# A new "New Spirituality" front forming



## Jerusalem Blade (Jul 22, 2009)

A friend from my Woodstock days I am talking with about the Lord sent me this link to a new documentary: With One Voice: Awaken to the Reality that Unites Us All.

It's due to be released in August.

Careful with responses to this — this forum is public, and I seek to win some from this sector to the truth and love of Christ as He is revealed in the Bible.


----------



## Herald (Jul 22, 2009)

There is a passage of scripture a person must wrestle with when they advocate multiple paths to God.



> John 14:6 6 Jesus said to him, "I am the way, and the truth, and the life; no one comes to the Father, but through Me.
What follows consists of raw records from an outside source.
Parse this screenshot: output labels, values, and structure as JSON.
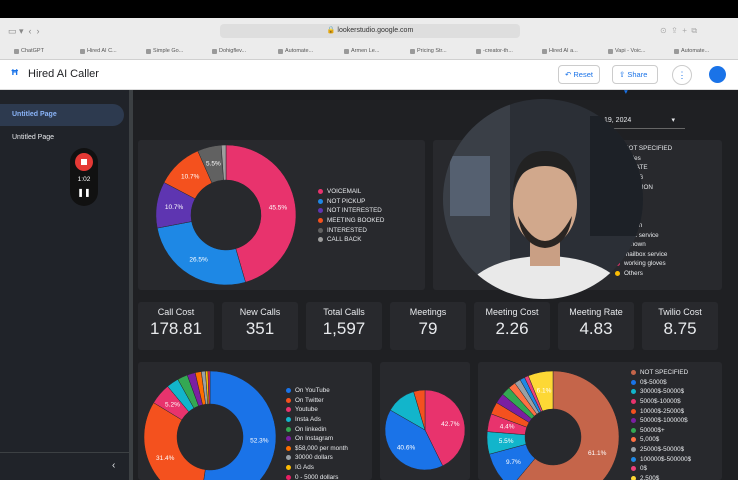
{
  "browser": {
    "url": "lookerstudio.google.com",
    "tabs": [
      "ChatGPT",
      "Hired AI C...",
      "Simple Go...",
      "Dohigflev...",
      "Automate...",
      "Armen Le...",
      "Pricing Str...",
      "-creator-th...",
      "Hired AI a...",
      "Vapi - Voic...",
      "Automate..."
    ]
  },
  "header": {
    "title": "Hired AI Caller",
    "reset": "Reset",
    "share": "Share"
  },
  "sidebar": {
    "pages": [
      "Untitled Page",
      "Untitled Page"
    ],
    "timer": "1:02"
  },
  "date_range": "19, 2024",
  "kpis": [
    {
      "label": "Call Cost",
      "value": "178.81"
    },
    {
      "label": "New Calls",
      "value": "351"
    },
    {
      "label": "Total Calls",
      "value": "1,597"
    },
    {
      "label": "Meetings",
      "value": "79"
    },
    {
      "label": "Meeting Cost",
      "value": "2.26"
    },
    {
      "label": "Meeting Rate",
      "value": "4.83"
    },
    {
      "label": "Twilio Cost",
      "value": "8.75"
    }
  ],
  "partial_legend": [
    "NOT SPECIFIED",
    "-sales",
    "ESTATE",
    "ETING",
    "OMATION",
    "state",
    "CARE",
    "",
    "known",
    "ilbox service",
    "nknown",
    " mailbox service",
    "working gloves",
    "Others"
  ],
  "charts": [
    {
      "legend": [
        "VOICEMAIL",
        "NOT PICKUP",
        "NOT INTERESTED",
        "MEETING BOOKED",
        "INTERESTED",
        "CALL BACK"
      ],
      "colors": [
        "#e8336d",
        "#1e88e5",
        "#5e35b1",
        "#f4511e",
        "#616161",
        "#9e9e9e"
      ],
      "values": [
        45.5,
        26.5,
        10.7,
        10.7,
        5.5,
        1.1
      ],
      "value_labels": [
        "45.5%",
        "26.5%",
        "10.7%",
        "10.7%",
        "5.5%",
        null
      ]
    },
    {
      "legend": [
        "On YouTube",
        "On Twitter",
        "Youtube",
        "Insta Ads",
        "On linkedin",
        "On Instagram",
        "$58,000 per month",
        "30000 dollars",
        "IG Ads",
        "0 - 5000 dollars"
      ],
      "colors": [
        "#1a73e8",
        "#f4511e",
        "#e8336d",
        "#12b5cb",
        "#34a853",
        "#7b1fa2",
        "#ff6d00",
        "#9aa0a6",
        "#fbbc04",
        "#e91e63"
      ],
      "values": [
        52.3,
        31.4,
        5.2,
        3,
        2.5,
        2,
        1.5,
        1,
        0.6,
        0.5
      ],
      "value_labels": [
        "52.3%",
        "31.4%",
        "5.2%",
        null,
        null,
        null,
        null,
        null,
        null,
        null
      ]
    },
    {
      "legend": [],
      "colors": [
        "#e8336d",
        "#1a73e8",
        "#12b5cb",
        "#f4511e"
      ],
      "values": [
        42.7,
        40.6,
        12.1,
        4.6
      ],
      "value_labels": [
        "42.7%",
        "40.6%",
        null,
        null
      ]
    },
    {
      "legend": [
        "NOT SPECIFIED",
        "0$-5000$",
        "30000$-50000$",
        "5000$-10000$",
        "10000$-25000$",
        "50000$-100000$",
        "50000$+",
        "5,000$",
        "25000$-50000$",
        "100000$-500000$",
        "0$",
        "2,500$"
      ],
      "colors": [
        "#c5654a",
        "#1a73e8",
        "#12b5cb",
        "#e8336d",
        "#f4511e",
        "#7b1fa2",
        "#34a853",
        "#ff7043",
        "#9aa0a6",
        "#1e88e5",
        "#ec407a",
        "#fdd835"
      ],
      "values": [
        61.1,
        9.7,
        5.5,
        4.4,
        3,
        2.5,
        2.2,
        1.8,
        1.5,
        1.2,
        1,
        6.1
      ],
      "value_labels": [
        "61.1%",
        "9.7%",
        "5.5%",
        "4.4%",
        null,
        null,
        null,
        null,
        null,
        null,
        null,
        "6.1%"
      ]
    }
  ]
}
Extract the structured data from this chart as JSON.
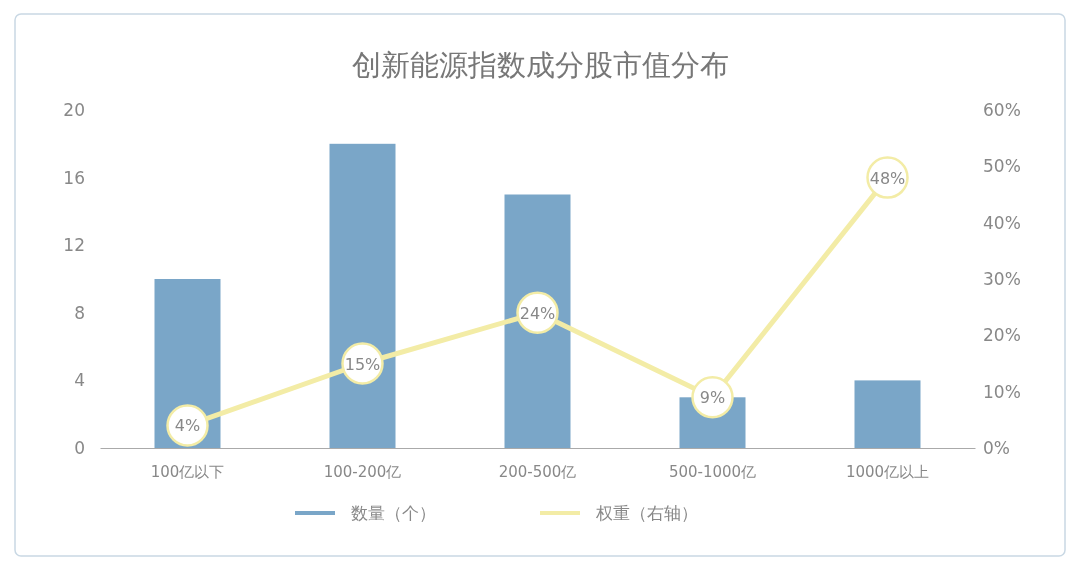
{
  "chart_data": {
    "type": "bar",
    "title": "创新能源指数成分股市值分布",
    "categories": [
      "100亿以下",
      "100-200亿",
      "200-500亿",
      "500-1000亿",
      "1000亿以上"
    ],
    "series": [
      {
        "name": "数量（个）",
        "color": "#7aa6c8",
        "values": [
          10,
          18,
          15,
          3,
          4
        ]
      },
      {
        "name": "权重（右轴）",
        "type": "line",
        "axis": "y2",
        "color": "#f3eca6",
        "marker": "circle",
        "values": [
          4,
          15,
          24,
          9,
          48
        ],
        "value_labels": [
          "4%",
          "15%",
          "24%",
          "9%",
          "48%"
        ]
      }
    ],
    "ylim": [
      0,
      20
    ],
    "yticks": [
      0,
      4,
      8,
      12,
      16,
      20
    ],
    "y2lim": [
      0,
      60
    ],
    "y2ticks": [
      {
        "value": 0,
        "label": "0%"
      },
      {
        "value": 10,
        "label": "10%"
      },
      {
        "value": 20,
        "label": "20%"
      },
      {
        "value": 30,
        "label": "30%"
      },
      {
        "value": 40,
        "label": "40%"
      },
      {
        "value": 50,
        "label": "50%"
      },
      {
        "value": 60,
        "label": "60%"
      }
    ],
    "grid": false,
    "legend": "bottom"
  }
}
Our Lord doesn't leave much wiggle room in this statement. He does not say "I am one way, one truth, and one way to life." He purposefully locks out any other way to the Father by stating that He is the (definite article) way. This passage should be part of any discussion that seeks to embrace a diversity of paths to God.


----------



## Jerusalem Blade (Jul 22, 2009)

I had the same thought, Bill, for when I respond to him. There's no getting around those words.

The devil is having at us on many fronts. The equivalent to this is Toshiro Mifune (in the old Japanese samurai films) holding his own against multitudes of attackers with his matchless blade.

The King is preparing us to share His glory when we see Him face to face.


----------